En la Thorbeckplein, muy cerca del Damm, unas decenas de cantarines compatriotas trataban de hacerse oír ante el dictatorial fragor del griterío contrario. Era un testimonio valiente y colorista, pero bastante inofensivo. Paseantes y policías miraban entre curiosos y compasivos aquella esforzada demostración de furia racial por parte de tan pocos combatientes. Quizá hayan olvidado ya que los Tercios que aquí les zurraron la badana nunca fueron numerosos.
En la Museum Plein habían colocado pantalla gigante y unas gradas portátiles. La multitud copaba todas las esquinas. Sólo se veía el naranja de las camisetas y el verde de las latas de cerveza. Eran las siete de la tarde y el calor resultaba asquerosamente pegajoso. Para cuando el balón echó a rodar, Amsterdam era una ciudad muerta de calles desiertas. Un policía me paró, mosqueado al verme tan a mi aire. Me recomendó vivamente que no anduviera por allí con semejante matrícula. Ya, pero dónde guardar la moto en una ciudad llena de canales y sin un maldito parking subterráneo. Decidí camuflarla pegándola a la pared y cubriendo la placa con una maceta.

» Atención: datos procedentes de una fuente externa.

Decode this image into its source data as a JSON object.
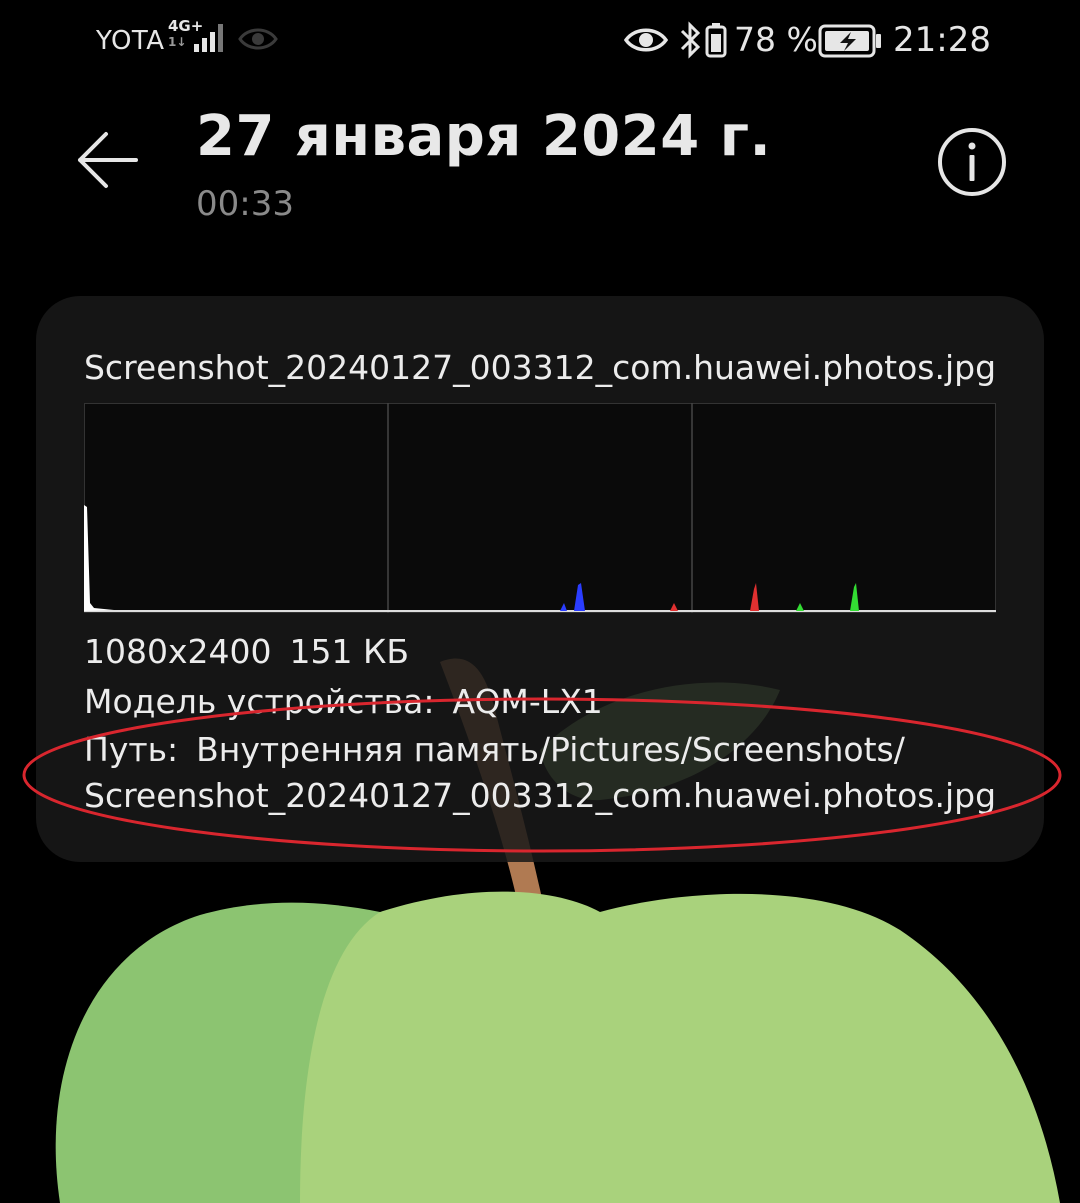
{
  "status_bar": {
    "carrier": "YOTA",
    "network_type": "4G+",
    "network_sub": "1↓",
    "battery_percent": "78 %",
    "time": "21:28",
    "icons": [
      "signal-icon",
      "eye-off-icon",
      "eye-icon",
      "bluetooth-icon",
      "battery-icon",
      "charging-icon"
    ]
  },
  "header": {
    "title": "27 января 2024 г.",
    "subtitle": "00:33",
    "back_icon": "back-arrow-icon",
    "info_icon": "info-icon"
  },
  "details": {
    "file_name": "Screenshot_20240127_003312_com.huawei.photos.jpg",
    "resolution": "1080x2400",
    "file_size": "151 КБ",
    "device_model_label": "Модель устройства:",
    "device_model_value": "AQM-LX1",
    "path_label": "Путь:",
    "path_line1": "Внутренняя память/Pictures/Screenshots/",
    "path_line2": "Screenshot_20240127_003312_com.huawei.photos.jpg"
  },
  "colors": {
    "background": "#000000",
    "card": "#181818",
    "annotation": "#d9262e",
    "apple_light": "#a9d27c",
    "apple_dark": "#8cc471",
    "stem": "#b07a52",
    "leaf": "#6f9a5a"
  }
}
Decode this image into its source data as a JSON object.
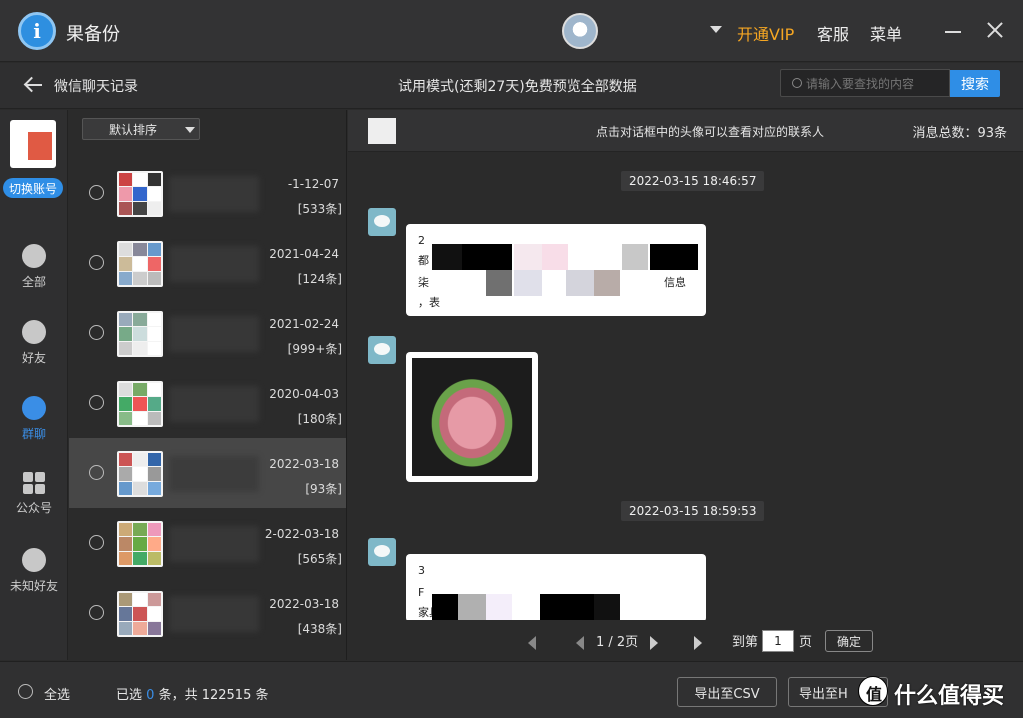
{
  "app": {
    "name": "果备份",
    "vip": "开通VIP",
    "service": "客服",
    "menu": "菜单"
  },
  "subbar": {
    "title": "微信聊天记录",
    "trial": "试用模式(还剩27天)免费预览全部数据",
    "search_placeholder": "请输入要查找的内容",
    "search_button": "搜索"
  },
  "leftnav": {
    "switch_label": "切换账号",
    "items": [
      {
        "label": "全部",
        "icon": "grid-icon"
      },
      {
        "label": "好友",
        "icon": "person-icon"
      },
      {
        "label": "群聊",
        "icon": "group-icon"
      },
      {
        "label": "公众号",
        "icon": "apps-icon"
      },
      {
        "label": "未知好友",
        "icon": "unknown-person-icon"
      }
    ],
    "active": "群聊"
  },
  "list": {
    "sort_label": "默认排序",
    "conversations": [
      {
        "date": "-1-12-07",
        "count": "[533条]"
      },
      {
        "date": "2021-04-24",
        "count": "[124条]"
      },
      {
        "date": "2021-02-24",
        "count": "[999+条]"
      },
      {
        "date": "2020-04-03",
        "count": "[180条]"
      },
      {
        "date": "2022-03-18",
        "count": "[93条]",
        "selected": true
      },
      {
        "date": "2-022-03-18",
        "count": "[565条]"
      },
      {
        "date": "2022-03-18",
        "count": "[438条]"
      }
    ]
  },
  "chat": {
    "hint": "点击对话框中的头像可以查看对应的联系人",
    "total": "消息总数：93条",
    "timestamps": [
      "2022-03-15 18:46:57",
      "2022-03-15 18:59:53"
    ],
    "msg1_fragments": [
      "2",
      "都",
      "柒",
      "，表",
      "信息"
    ],
    "msg3_fragments": [
      "3",
      "F",
      "家具"
    ]
  },
  "pager": {
    "page": "1 / 2页",
    "goto": "到第",
    "goto_value": "1",
    "page_unit": "页",
    "ok": "确定"
  },
  "bottom": {
    "select_all": "全选",
    "selected_prefix": "已选",
    "selected_count": "0",
    "selected_suffix": "条，共 122515 条",
    "export_csv": "导出至CSV",
    "export_html": "导出至H"
  },
  "watermark": {
    "text": "什么值得买"
  },
  "colors": {
    "accent": "#2f8ee6",
    "vip": "#f5a623",
    "bg": "#2b2b2b"
  }
}
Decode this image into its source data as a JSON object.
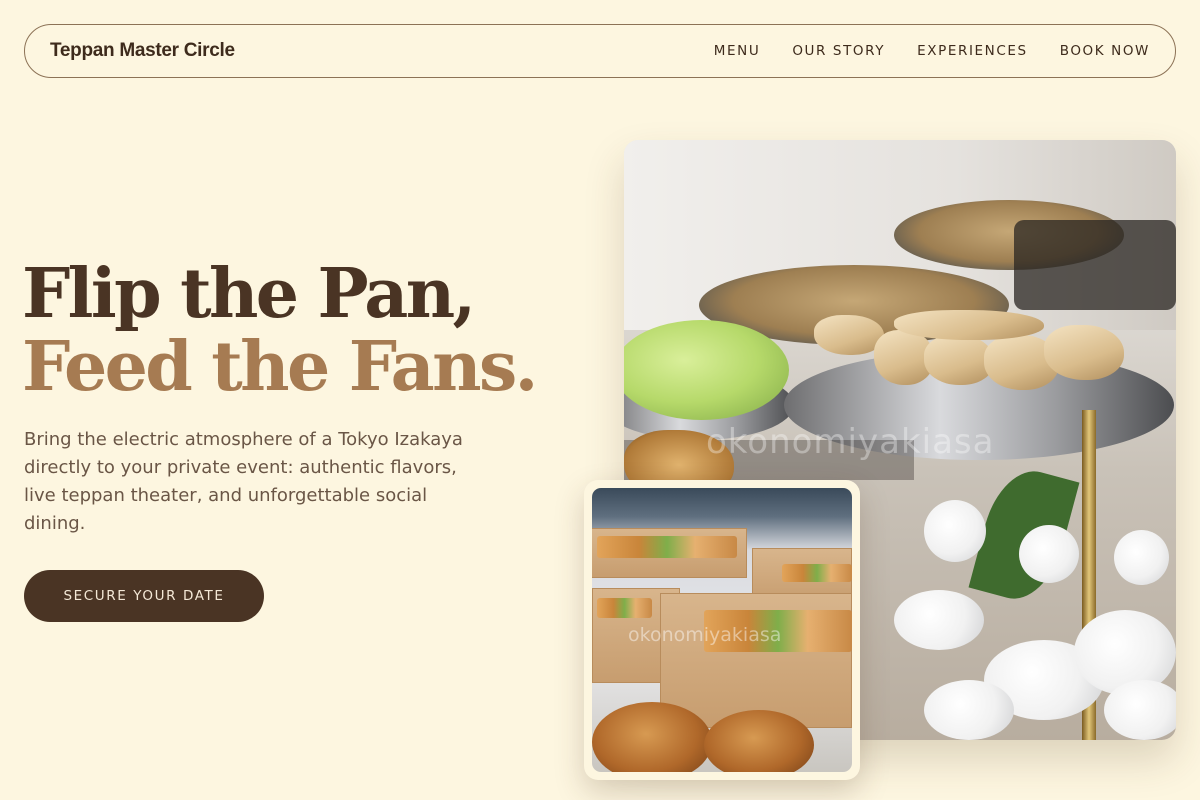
{
  "nav": {
    "brand": "Teppan Master Circle",
    "links": [
      "MENU",
      "OUR STORY",
      "EXPERIENCES",
      "BOOK NOW"
    ]
  },
  "hero": {
    "title_line1": "Flip the Pan,",
    "title_line2": "Feed the Fans.",
    "lead": "Bring the electric atmosphere of a Tokyo Izakaya directly to your private event: authentic flavors, live teppan theater, and unforgettable social dining.",
    "cta": "SECURE YOUR DATE"
  },
  "images": {
    "main_watermark": "okonomiyakiasa",
    "inset_watermark": "okonomiyakiasa"
  },
  "colors": {
    "background": "#fdf6e0",
    "primary_dark": "#4a3424",
    "accent": "#a67b52",
    "body_text": "#6a5646"
  }
}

Divisé a lo lejos dos sombras rojizas. Eran de Valladolid y vagaban sin rumbo buscando la hinchada española. «Soy yo», dije, «así que vamos a encontrar un lugar para ver el partido antes de que todo termine». En una pizzería no nos recibieron de muy buen talante. No molestamos a nadie. Tampoco había nada que celebrar, mas en la segunda parte nos echaron. Alegaron que iban a cerrar. Mentira cochina. Castigados a salir con las camisetas rojas fuimos objeto de numerosos comentarios y miradas. Un tipo quiso comprar la bandera costara lo que costara. Nos negamos en redondo. Estaba claro que no la quería para honrarla precisamente.
Un aroma espeso flotaba en el ambiente cubriendo la ciudad entera. Pero no era contaminación, sino cannabis. El alcohol también había ido enturbiando las mentes. Los anaranjados tifosi que encontramos ya no eran tan simpáticos como antes. Propuse ver en mi hotel el final del partido. Accedieron, cansados de caminar en territorio hostil. Ello nos obligó a cruzar las líneas enemigas de la Museum Plein con la multitud de antes convertida ya en ansiosa horda.
Mi habitación daba a la calle. Hacía un calor espantoso, salimos a la calle y miramos la televisión a través de la ventana. Un furgón policial se detuvo. No querían detener a nadie, sólo seguir la prórroga en la recepción. Cuando Iniesta lanzó la pierna y el balón perforó los sueños de Holanda, el país enmudeció. Sólo se oyó un grito en la noche. El mío. Un gol que sonó como un disparo ronco. Uno de los policías nos miró. Me encogí de hombros como disculpando mi exceso, pero él levantó el pulgar felicitándonos. El resto de agentes fue saliendo del hotel con expresión dolorida. Sería sólo el comienzo de un lento desfile de espectros silenciosos. Decidimos celebrar el triunfo dentro del cuarto. Por sensatez pero también por educación.
Al día siguiente, Amsterdam dspierta sucia y silenciosa. Las calles están sembradas de basura. Ya no se oyen risas sino sólo el fragor de las máquinas limpiadoras. De las fachadas cuelgan guirnaldas y banderolas naranja convertidas en ajada tristeza. Es lunes. Llueve y no hay muchos motivos para sonreír. Yo sí lo hago. La moto está incólume. Ha sobrevivido al vandalismo. Salgo de la ciudad sin perder más tiempo. Percibo que desde sus coches, los conductores me miran con indisimulado resentimiento. Siento algo de lástima. Si pudiera les diría que no es tan importante, que el futbol es sólo un juego. Pero sería inútil, porque todos sabemos perfectamente que no es así.